Two researchers (SZ, YW) extracted data and assessed the quality of included study independently. The corresponding author (WQ) was sought to resolve any disagreement. Inclusion and exclusion criteria of the included studies were recorded. Data including sample size, sensitivity, specificity, cut-off value, pathogens, true positives (TP), true negatives (TN), false positives (FP), and false negatives (FN) for D-dimer, CRP, and ESR were recorded. Study characteristics including patient population, publication year, and techniques for measuring serum or plasma D-dimer were recorded. Quality Assessment of Diagnostic Accuracy Studies Version 2 (QUADAS-2) was used to assess the quality of included studies.12 The initial search yielded 51 studies; no additional studies were identified through the references of relevant articles. After careful screening, six studies were included in our analysis (Figure 1).

Fig. 1 
            Flow diagram of the method for searching and screening relevant studies.

Fig. 1

Flow diagram of the method for searching and screening relevant studies.

Statistical analysis

Stata 16 (StataCorp, College Station, Texas, USA) and Review Manager 5.3 I (New York, New York, USA) were used to conduct statistical analysis. A bivariate effect model was used to estimate sensitivity and specificity, and mean logit of sensitivity and specificity with their SD and 95% confidence intervals (CIs), while adjusting for sources of bias and variability. The logit-transformed sensitivity and specificity is assumed to follow bivariate distribution. Summarized sensitivity, specificity diagnostic odds ratios (DORs), and summary receiver operating curve (ROC) were obtained. Positive and negative likelihood ratio was also obtained using the same approach. A summary ROC and DOR would not be generated if there were less than four studies included. Heterogeneity was assessed with I2 and bivariate boxplot. Multivariate meta-regression and subgroup analyses were used to explore and reduce potential cause of heterogeneity. Publication bias was assessed by Deek’s Funnel Plot.

Results

Study characteristics

Basic characteristics of included studies are listed in Table I. Clear exclusion criteria were applied in five studies811,13 to rule out other confounding factors such as thrombosis and hyper-coagulation disorder, which may influence the interpretation of index results. The cut-off value of D-dimer ranged from 0.76 mg/l to 1.25 mg/l. All studies were published within the last three years. Blood sample was acquired after admission and prior to surgeries. Four studies tested serum D-dimer,8,10,11,13 and two studies tested plasma D-dimer.9,14 Measuring techniques were not specified (Table I). Quality of included studies was assessed using QUADAS-2 and is shown in Figure 2.

Fig. 2 
            Quality assessment of all included studies using Quality Assessment of Diagnostic Accuracy Studies Version 2 (QUADAS-2).

Fig. 2

Quality assessment of all included studies using Quality Assessment of Diagnostic Accuracy Studies Version 2 (QUADAS-2).

Table I.

Study characteristics. All studies focused on both hip and knee arthroplasty.
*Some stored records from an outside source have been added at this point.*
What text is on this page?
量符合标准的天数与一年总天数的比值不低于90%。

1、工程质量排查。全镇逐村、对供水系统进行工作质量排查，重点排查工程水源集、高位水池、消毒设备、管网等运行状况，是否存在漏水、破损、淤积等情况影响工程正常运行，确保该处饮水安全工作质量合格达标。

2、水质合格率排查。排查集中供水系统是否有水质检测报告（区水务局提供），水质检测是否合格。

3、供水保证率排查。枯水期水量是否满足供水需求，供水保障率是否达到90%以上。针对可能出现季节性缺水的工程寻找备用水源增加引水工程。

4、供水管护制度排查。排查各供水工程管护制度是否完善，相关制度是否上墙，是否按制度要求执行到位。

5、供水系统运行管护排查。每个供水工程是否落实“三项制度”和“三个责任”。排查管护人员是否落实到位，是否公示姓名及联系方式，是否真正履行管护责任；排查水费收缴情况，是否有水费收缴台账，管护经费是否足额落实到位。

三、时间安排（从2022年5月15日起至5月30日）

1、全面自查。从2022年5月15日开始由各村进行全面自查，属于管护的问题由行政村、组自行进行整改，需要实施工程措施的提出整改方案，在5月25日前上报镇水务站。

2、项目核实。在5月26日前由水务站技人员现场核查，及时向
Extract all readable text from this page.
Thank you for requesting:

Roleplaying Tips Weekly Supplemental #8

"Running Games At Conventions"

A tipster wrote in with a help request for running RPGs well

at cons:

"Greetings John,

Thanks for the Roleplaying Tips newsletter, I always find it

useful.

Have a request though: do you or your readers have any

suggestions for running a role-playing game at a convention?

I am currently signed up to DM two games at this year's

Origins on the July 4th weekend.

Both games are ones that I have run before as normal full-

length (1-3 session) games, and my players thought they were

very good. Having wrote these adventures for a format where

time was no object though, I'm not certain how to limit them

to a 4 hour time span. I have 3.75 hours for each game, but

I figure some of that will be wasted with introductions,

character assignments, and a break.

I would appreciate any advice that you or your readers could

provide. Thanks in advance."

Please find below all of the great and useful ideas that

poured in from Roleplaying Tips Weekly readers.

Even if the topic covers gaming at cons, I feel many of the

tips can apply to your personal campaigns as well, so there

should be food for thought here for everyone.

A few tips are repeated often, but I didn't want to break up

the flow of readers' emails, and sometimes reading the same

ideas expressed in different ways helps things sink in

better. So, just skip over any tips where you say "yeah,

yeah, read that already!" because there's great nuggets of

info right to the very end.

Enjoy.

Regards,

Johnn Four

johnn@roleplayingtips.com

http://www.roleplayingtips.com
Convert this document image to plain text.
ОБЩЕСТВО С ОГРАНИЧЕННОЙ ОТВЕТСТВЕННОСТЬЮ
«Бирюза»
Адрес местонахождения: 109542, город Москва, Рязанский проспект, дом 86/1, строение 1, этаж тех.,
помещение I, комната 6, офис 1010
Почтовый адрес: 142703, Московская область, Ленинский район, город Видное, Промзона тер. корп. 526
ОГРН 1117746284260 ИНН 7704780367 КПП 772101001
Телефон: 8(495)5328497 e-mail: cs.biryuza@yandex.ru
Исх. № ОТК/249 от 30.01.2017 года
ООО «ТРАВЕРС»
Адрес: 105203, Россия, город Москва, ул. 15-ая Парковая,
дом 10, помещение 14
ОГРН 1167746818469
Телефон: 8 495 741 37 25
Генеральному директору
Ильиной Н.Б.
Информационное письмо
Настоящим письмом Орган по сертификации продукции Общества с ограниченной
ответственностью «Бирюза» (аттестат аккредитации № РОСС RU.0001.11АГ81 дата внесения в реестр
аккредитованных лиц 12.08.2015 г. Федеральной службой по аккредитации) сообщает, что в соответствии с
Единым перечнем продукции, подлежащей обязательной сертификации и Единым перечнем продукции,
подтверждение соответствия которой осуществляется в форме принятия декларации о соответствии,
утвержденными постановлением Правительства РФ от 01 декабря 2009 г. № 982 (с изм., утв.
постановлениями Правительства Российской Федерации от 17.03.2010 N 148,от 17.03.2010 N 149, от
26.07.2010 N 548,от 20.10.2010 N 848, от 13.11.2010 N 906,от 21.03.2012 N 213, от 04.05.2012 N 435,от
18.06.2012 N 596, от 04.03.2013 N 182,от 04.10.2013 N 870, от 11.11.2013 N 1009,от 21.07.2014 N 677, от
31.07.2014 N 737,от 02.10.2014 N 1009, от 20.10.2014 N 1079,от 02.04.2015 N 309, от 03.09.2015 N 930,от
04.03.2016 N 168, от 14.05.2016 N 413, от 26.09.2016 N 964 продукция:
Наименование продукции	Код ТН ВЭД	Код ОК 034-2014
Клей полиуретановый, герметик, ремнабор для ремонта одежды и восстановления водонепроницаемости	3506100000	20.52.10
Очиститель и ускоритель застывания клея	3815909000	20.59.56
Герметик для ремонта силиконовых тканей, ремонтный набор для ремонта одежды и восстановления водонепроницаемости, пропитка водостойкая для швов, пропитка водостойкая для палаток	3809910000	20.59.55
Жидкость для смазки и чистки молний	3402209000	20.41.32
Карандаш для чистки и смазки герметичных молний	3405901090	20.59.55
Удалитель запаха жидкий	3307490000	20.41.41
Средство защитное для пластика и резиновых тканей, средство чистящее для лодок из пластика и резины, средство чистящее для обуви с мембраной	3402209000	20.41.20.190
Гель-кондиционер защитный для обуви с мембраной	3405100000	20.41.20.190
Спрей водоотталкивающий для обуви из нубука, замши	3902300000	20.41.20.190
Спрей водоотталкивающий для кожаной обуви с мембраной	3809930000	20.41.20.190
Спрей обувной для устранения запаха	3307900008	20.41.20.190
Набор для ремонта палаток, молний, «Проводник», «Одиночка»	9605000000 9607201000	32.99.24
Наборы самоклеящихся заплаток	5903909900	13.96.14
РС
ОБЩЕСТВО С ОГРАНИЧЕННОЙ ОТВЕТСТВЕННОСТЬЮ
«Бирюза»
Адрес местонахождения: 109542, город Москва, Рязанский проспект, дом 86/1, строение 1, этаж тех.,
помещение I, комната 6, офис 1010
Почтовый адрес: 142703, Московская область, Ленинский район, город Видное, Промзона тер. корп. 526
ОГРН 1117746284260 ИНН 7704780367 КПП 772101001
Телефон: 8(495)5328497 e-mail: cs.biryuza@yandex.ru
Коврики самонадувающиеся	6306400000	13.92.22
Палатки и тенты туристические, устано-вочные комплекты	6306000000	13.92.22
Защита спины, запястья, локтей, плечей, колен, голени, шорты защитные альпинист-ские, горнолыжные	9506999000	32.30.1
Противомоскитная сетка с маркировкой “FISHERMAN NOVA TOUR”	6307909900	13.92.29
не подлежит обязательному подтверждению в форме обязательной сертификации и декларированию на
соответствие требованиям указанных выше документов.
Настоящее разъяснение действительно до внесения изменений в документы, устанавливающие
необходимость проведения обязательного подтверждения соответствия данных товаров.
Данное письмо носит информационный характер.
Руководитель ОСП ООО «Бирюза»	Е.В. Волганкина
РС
Author name Country Pub year PJI, n Non-PJI, n Diagnostic criteria
Huang J China 2019 31 70 MSIS
Li R China 2019 76 363 ICM
Qin L China 2020 55 67 MSIS
Shahi USA 2017 23 86 MSIS
Xiong L China 2019 26 54 MSIS
Xu H China 2019 129 189 MSIS
  1. ICM, International Consensus Meeting; MSIS, Musculoskeletal Infection Society; PJI, periprosthetic joint infection; Pub, publication.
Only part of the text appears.